Trataba de verle la cara, pero estaba demasiado oscuro. Sin embargo, aquella voz empañada de llanto, entrecortada por sollozos reprimidos… De manera instintiva, sus suaves manos de madre, que tan bien sabían consolar, calmar, se tendieron hacia él. Yves, inmóvil frente a ella con la cabeza gacha, temblaba. Lloraba en silencio, sin vergüenza, con la sensación de que sus lágrimas se llevaban consigo la hiel y la sangre de una herida muy antigua. Con extraña voluptuosidad, sus labios saboreaban su olvidado sabor a agua y sal.

—¿Qué le ocurre? —volvió a murmurar ella con un nudo en la garganta—. Pero ¿qué pasa?

—Nada, nada.

De pronto, temiendo haber turbado el pudor de una pena solitaria, Denise hizo ademán de marcharse, pero Yves la detuvo de inmediato. Ella sintió su cálida mano en el brazo desnudo.

—No se vaya, no se vaya —farfulló él, sin saber muy bien lo que decía—. Por favor… —Y de pronto, con una especie de cólera, exclamó—: Pero ¡¿dónde ha estado todo el santo día?!

—En Biarritz —respondió ella dócilmente, mirándolo azorada. E intuyendo con extraña perspicacia lo que él había podido sufrir, murmuró—: Mi madre vive allí…

Se hizo un breve silencio. Bajo las estrellas, Denise pudo ver el atormentado rostro de Yves, su boca cruel y tierna, sus ojos suplicantes. Y le rodeó el cuello con los brazos. No se besaron. Se quedaron pegados el uno al otro, sobrecogidos, con el corazón palpitante, que rebosaba una tristeza deliciosa.

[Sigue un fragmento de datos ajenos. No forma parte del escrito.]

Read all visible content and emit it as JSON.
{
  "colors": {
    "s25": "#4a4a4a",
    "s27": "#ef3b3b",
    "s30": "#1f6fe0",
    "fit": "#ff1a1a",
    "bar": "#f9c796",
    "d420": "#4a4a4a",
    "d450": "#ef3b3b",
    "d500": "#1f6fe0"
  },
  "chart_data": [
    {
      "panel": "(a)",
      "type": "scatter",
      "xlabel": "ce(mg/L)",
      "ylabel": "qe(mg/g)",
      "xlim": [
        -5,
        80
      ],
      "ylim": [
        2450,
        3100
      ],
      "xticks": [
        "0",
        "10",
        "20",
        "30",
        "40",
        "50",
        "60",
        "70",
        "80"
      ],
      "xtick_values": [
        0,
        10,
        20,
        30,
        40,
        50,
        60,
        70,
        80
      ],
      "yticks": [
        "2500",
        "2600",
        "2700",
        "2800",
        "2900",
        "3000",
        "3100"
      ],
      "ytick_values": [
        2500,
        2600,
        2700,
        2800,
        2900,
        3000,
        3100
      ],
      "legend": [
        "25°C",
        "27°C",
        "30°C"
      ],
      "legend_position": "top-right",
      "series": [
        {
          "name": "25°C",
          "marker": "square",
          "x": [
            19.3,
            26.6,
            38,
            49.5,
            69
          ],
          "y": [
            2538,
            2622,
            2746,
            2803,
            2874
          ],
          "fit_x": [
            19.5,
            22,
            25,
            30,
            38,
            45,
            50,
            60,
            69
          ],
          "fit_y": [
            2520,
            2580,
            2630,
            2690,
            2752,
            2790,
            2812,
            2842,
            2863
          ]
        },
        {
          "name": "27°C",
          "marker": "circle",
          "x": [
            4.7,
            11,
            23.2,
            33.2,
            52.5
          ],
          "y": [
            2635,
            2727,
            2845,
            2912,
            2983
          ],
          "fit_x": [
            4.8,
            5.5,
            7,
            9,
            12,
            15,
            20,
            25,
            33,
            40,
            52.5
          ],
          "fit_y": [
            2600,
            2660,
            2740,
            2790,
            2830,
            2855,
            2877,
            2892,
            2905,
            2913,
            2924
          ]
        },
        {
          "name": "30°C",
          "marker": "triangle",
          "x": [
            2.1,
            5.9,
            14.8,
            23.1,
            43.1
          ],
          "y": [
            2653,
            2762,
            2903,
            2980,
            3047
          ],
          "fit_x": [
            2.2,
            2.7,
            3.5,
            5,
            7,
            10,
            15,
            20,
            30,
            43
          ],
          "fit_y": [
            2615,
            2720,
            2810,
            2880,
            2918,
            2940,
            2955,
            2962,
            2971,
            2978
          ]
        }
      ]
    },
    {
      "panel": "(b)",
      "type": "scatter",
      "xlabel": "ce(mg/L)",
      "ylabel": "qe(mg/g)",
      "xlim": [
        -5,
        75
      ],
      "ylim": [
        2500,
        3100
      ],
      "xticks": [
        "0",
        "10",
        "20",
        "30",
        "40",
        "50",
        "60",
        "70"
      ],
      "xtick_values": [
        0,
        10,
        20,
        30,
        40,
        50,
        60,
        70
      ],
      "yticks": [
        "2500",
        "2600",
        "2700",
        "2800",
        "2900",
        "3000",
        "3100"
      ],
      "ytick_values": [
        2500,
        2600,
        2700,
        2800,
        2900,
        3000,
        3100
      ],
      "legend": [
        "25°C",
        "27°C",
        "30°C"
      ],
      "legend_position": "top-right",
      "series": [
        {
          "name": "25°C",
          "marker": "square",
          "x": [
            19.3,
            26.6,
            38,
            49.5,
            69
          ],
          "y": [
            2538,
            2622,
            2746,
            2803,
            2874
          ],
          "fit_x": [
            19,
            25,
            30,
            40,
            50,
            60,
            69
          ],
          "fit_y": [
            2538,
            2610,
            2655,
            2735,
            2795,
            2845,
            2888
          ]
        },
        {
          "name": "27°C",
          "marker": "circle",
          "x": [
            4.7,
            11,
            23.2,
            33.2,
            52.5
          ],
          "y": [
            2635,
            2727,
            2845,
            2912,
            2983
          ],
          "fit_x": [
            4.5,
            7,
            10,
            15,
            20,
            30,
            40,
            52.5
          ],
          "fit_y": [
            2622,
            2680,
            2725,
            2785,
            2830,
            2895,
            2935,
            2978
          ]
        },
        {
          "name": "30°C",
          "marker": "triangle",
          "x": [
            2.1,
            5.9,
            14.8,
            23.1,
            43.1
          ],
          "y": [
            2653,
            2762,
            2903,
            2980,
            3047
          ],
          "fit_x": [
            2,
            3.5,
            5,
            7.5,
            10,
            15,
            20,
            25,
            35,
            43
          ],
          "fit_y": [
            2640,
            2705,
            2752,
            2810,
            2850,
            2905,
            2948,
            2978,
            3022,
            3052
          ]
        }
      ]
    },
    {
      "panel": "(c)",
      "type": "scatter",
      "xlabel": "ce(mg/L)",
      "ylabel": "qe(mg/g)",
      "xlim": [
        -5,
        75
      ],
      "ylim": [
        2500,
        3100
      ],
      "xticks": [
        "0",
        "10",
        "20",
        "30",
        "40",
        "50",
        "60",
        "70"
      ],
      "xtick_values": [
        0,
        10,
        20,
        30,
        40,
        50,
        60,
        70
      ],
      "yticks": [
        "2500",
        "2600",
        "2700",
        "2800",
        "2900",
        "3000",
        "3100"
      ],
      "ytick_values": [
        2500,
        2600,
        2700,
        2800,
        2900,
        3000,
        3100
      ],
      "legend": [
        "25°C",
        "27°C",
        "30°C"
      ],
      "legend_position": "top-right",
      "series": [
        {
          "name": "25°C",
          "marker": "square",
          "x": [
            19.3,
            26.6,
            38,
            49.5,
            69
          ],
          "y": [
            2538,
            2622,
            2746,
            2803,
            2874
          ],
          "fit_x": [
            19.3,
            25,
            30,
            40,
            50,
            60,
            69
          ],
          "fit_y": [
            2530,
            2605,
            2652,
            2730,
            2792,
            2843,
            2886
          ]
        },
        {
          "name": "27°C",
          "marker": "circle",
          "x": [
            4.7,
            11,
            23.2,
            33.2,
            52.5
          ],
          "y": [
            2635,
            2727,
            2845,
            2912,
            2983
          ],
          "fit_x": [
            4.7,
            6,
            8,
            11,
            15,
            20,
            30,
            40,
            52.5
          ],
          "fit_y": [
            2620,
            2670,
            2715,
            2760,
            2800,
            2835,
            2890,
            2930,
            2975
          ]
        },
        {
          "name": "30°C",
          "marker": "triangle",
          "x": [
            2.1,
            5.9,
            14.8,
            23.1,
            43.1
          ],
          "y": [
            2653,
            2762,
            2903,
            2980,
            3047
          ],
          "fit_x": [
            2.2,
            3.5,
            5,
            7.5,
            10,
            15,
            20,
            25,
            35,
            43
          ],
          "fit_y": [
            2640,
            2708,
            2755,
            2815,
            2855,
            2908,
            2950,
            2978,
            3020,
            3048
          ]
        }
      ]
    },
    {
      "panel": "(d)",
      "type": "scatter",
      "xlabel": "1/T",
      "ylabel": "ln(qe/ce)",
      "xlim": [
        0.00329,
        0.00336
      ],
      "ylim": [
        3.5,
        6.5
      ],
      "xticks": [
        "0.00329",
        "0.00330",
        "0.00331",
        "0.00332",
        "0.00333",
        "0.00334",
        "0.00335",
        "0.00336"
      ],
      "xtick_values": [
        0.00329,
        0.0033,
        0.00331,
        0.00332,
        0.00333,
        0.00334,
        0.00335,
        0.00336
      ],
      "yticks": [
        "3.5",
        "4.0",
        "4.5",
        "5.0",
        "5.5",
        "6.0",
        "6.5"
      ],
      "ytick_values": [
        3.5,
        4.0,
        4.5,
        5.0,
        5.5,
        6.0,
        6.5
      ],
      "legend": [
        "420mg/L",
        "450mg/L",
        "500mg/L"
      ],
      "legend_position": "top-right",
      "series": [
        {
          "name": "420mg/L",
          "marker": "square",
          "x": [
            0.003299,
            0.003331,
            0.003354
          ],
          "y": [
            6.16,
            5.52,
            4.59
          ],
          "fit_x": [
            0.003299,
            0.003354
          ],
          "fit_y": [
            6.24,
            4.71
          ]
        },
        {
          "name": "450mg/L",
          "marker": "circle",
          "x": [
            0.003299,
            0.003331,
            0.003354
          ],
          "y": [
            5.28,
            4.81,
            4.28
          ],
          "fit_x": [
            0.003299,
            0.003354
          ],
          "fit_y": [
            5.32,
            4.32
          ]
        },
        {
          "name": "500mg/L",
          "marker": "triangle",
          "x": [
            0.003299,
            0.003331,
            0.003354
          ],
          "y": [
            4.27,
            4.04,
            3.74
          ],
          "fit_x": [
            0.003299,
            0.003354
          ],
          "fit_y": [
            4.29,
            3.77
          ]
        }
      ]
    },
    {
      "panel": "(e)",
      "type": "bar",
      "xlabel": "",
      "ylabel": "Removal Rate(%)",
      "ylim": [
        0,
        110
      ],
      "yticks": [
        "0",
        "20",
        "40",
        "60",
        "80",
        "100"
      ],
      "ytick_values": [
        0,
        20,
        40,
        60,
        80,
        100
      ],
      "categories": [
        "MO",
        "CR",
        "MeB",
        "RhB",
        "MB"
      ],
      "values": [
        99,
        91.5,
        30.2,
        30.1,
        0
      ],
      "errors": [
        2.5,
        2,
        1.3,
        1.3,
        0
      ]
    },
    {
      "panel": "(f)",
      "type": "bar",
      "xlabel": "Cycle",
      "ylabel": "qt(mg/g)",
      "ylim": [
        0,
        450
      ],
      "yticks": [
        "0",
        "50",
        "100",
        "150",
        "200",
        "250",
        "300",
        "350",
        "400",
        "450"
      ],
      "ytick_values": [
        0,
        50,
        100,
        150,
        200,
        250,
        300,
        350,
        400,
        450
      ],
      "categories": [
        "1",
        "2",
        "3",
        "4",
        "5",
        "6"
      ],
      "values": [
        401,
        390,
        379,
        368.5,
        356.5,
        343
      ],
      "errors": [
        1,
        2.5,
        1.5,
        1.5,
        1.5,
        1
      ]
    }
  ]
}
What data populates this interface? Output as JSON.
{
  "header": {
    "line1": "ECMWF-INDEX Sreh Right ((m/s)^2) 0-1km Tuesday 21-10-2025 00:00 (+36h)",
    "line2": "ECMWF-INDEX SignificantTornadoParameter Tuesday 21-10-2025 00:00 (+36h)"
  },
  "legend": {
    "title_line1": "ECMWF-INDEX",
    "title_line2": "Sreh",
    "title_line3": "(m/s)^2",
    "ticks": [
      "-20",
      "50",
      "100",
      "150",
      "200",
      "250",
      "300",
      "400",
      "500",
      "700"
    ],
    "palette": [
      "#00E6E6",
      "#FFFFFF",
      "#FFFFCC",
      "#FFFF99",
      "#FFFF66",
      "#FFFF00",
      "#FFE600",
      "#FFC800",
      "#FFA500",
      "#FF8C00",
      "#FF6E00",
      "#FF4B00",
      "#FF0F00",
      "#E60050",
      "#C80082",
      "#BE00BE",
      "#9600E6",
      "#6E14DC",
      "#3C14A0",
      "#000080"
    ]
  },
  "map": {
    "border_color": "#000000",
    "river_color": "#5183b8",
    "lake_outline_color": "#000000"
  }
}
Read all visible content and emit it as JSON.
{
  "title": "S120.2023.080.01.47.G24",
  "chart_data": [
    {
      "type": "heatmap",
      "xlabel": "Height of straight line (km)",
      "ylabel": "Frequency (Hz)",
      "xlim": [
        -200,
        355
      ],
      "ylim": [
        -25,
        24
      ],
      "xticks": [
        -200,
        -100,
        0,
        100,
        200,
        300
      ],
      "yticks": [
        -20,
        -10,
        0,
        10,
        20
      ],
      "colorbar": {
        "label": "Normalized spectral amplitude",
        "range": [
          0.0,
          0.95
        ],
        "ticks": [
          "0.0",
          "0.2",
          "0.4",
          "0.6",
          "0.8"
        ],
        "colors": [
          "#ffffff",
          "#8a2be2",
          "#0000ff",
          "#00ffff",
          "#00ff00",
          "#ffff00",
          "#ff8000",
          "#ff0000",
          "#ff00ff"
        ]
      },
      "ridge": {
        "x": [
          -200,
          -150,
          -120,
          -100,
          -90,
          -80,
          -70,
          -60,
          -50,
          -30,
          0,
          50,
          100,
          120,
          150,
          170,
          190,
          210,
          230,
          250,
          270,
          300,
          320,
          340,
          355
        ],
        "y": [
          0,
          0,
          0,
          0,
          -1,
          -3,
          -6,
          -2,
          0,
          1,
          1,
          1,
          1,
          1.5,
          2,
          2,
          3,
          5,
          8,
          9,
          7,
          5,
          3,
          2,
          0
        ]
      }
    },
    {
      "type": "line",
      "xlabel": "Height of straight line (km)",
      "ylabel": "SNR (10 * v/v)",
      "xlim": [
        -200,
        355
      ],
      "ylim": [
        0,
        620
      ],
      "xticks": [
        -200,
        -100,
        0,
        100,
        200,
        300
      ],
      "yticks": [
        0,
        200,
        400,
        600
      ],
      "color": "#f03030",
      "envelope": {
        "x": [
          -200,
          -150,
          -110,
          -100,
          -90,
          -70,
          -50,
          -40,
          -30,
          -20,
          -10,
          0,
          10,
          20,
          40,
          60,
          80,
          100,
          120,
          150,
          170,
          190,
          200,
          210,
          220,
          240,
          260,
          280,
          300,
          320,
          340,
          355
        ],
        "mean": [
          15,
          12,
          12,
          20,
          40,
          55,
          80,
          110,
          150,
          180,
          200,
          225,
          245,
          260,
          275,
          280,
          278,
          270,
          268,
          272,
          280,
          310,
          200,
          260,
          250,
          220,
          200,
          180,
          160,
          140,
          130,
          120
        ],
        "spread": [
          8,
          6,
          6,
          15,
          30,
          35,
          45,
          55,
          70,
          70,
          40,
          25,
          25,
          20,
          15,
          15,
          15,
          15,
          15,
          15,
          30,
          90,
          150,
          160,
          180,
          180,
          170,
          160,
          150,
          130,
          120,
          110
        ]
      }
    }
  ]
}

Con un gesto maquinal, eterno, Yves apoyó la cabeza en el hombro que le ofrecía Denise, y ella le acarició la frente en silencio, con unas repentinas ganas de llorar.

Alrededor de ellos, el mar lanzaba sus libres y salvajes olas. El viento traía de España una débil música. La vieja tierra se estremecía, animada con la confusa y misteriosa vida nocturna.

Poco a poco, sin ganas, se soltaron. Yves estaba ante ella medio desnudo. Los ojos de Denise, habituados a la débil claridad del cielo, distinguían vagamente su fornido cuerpo masculino, apenas cubierto por el bañador. Lo había visto así muchas veces, pero, como Eva, hasta esa noche no se había dado cuenta de que estaba desnudo. De pronto sintió vergüenza y miedo, igual que una adolescente. Lo rechazó con suavidad, trepó por la duna y desapareció en la oscuridad.

Yves no se atrevía a volver al hotel en bañador. Recordando que de niño había pasado muchas noches en la playa, se acurrucó junto a un montículo de arena y, tapado con el albornoz, cayó en un sueño ligero e inquieto, lleno de imágenes y arrullado por el sonido y el olor del mar.